John Maynard Keynes et Harry Dexter White sont les deux personnages emblématiques des accords de Bretton Woods. Le célèbre économiste J-M. Keynes représente la délégation britannique tandis que H. White, assistant au trésor américain, représente les États-Unis.

À cette époque l’économiste londonien possède déjà une renommée internationale de par ses nombreux travaux économiques. Tout le monde attend avec impatience ses propositions. Les accords de Bretton Woods sont débattus pendant trois semaines. Cependant, Keynes pense et prépare déjà le système monétaire international d’après-guerre depuis plus de trois années.

Dans son plan, Keynes prévoit de créer une nouvelle monnaie qui ne soit pas associée à un pays et qui soit utilisée uniquement pour les échanges internationaux.

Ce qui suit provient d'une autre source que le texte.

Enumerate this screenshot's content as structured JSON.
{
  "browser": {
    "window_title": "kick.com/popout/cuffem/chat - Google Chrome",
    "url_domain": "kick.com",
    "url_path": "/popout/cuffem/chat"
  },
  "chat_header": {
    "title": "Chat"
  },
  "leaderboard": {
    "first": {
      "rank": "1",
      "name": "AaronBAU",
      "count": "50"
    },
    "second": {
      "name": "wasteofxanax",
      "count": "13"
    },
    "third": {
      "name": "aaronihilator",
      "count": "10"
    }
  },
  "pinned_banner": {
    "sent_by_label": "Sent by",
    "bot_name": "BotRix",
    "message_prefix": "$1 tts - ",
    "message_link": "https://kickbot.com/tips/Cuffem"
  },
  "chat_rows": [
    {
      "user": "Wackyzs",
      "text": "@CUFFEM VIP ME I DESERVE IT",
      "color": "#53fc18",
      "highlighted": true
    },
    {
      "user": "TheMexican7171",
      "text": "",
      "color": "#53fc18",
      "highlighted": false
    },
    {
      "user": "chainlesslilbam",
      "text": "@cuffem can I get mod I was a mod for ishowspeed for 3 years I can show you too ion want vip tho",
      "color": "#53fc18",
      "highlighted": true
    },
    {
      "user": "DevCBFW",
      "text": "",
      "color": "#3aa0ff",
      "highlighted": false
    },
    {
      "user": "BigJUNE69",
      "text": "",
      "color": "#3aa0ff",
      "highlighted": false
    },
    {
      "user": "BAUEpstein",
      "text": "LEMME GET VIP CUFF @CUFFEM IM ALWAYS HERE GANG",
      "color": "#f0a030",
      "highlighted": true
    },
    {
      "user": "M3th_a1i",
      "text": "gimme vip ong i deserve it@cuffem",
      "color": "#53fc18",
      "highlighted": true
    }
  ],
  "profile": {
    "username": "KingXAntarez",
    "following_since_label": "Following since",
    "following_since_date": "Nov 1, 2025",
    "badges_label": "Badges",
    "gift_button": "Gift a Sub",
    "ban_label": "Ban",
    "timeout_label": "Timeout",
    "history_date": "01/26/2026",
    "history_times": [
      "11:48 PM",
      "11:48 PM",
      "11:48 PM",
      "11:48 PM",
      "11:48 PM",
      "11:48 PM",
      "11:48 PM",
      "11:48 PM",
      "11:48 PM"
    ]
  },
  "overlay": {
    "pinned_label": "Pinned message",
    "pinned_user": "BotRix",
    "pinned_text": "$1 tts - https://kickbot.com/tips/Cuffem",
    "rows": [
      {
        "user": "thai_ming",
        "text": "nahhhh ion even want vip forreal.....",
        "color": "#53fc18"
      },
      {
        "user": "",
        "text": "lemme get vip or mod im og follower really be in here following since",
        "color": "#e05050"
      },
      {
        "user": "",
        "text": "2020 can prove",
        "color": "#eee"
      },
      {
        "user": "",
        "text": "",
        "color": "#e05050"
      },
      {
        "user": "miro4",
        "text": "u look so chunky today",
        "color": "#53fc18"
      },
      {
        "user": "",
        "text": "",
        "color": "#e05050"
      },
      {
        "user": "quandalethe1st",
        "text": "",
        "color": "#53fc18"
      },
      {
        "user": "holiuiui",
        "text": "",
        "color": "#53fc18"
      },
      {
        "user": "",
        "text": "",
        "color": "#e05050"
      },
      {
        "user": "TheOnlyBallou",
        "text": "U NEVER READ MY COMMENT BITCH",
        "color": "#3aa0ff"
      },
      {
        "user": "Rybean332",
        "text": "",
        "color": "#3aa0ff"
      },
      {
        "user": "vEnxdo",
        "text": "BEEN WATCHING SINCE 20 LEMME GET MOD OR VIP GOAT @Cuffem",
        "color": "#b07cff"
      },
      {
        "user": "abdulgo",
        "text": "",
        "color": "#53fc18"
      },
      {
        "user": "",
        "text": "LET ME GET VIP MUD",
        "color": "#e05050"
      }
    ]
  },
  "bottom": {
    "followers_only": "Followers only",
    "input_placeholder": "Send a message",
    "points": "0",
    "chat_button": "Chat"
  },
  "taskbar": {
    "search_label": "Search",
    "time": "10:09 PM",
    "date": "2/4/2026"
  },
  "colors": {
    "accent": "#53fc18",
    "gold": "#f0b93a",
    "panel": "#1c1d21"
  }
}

Keynes souhaite la création d’une banque centrale internationale permettant de superviser la nouvelle monnaie surnommée « bancor« . Il veut que chaque nation reçoive une quantité de bancor relatif en fonction de son poids dans le commerce international. Une des caractéristiques du bancor serait qu’il soit inconvertible en or. De ce fait, les pays excédentaires en bancor ne seraient pas tenté d’accumuler cette monnaie dans leurs coffres pour s’enrichir. Les pays n’auraient donc aucuns intérêt à garder leur excédent de bancor et seraient contraints indirectement d’acheter des marchandises aux pays déficitaires. À travers cette mesure, la balance commerciale pourrait s’équilibrer. Ce mécanisme permettrait d’augmenter les échanges internationaux et favoriserait la croissance mondiale.

Harry Dexter White n’a pas la même popularité que son homologue anglais. Cependant, il a lui aussi préparé son plan en amont L’assistant au trésor américain a les mêmes objectifs que Keynes. Il souhaite que le nouveau système monétaire international soit gage de stabilité pour les États et qu’il stimule la croissance internationale. En revanche, White veut que le dollar américain soit la monnaie de référence pour les échanges commerciaux.

Au sortir de la guerre, les États-Unis sont le pays le plus puissant et influent. C’est pourquoi le plan de White aura le dernier mot.

Le 22 juillet 1944, les accords de Bretton Woods sont signés. Un système de change qui repose sur le dollar convertible en or est adopté. Seul le dollar est convertible en or et toutes les autres monnaies sont indexées sur la monnaie américaine.

Sa valeur est fixé à 35$ par once d’or. Les autres monnaies ont un taux de change dit « fixe » avec une légère souplesse de 1%.

Dexter White et Harry Keyns - International Monetary Fund | Domaine public
Dexter White et Harry Keyns – International Monetary Fund | Domaine public

La naissance de nouvelles institutions internationales

Harry Dexter White est bien conscient qu’un système monétaire international est difficile à stabiliser. Il souhaite à tout prix que les erreurs qui ont mené au Krach boursier de 1929 et à la Grande Dépression ne soient pas répétées. C’est pourquoi deux nouvelles institutions internationales voient le jour.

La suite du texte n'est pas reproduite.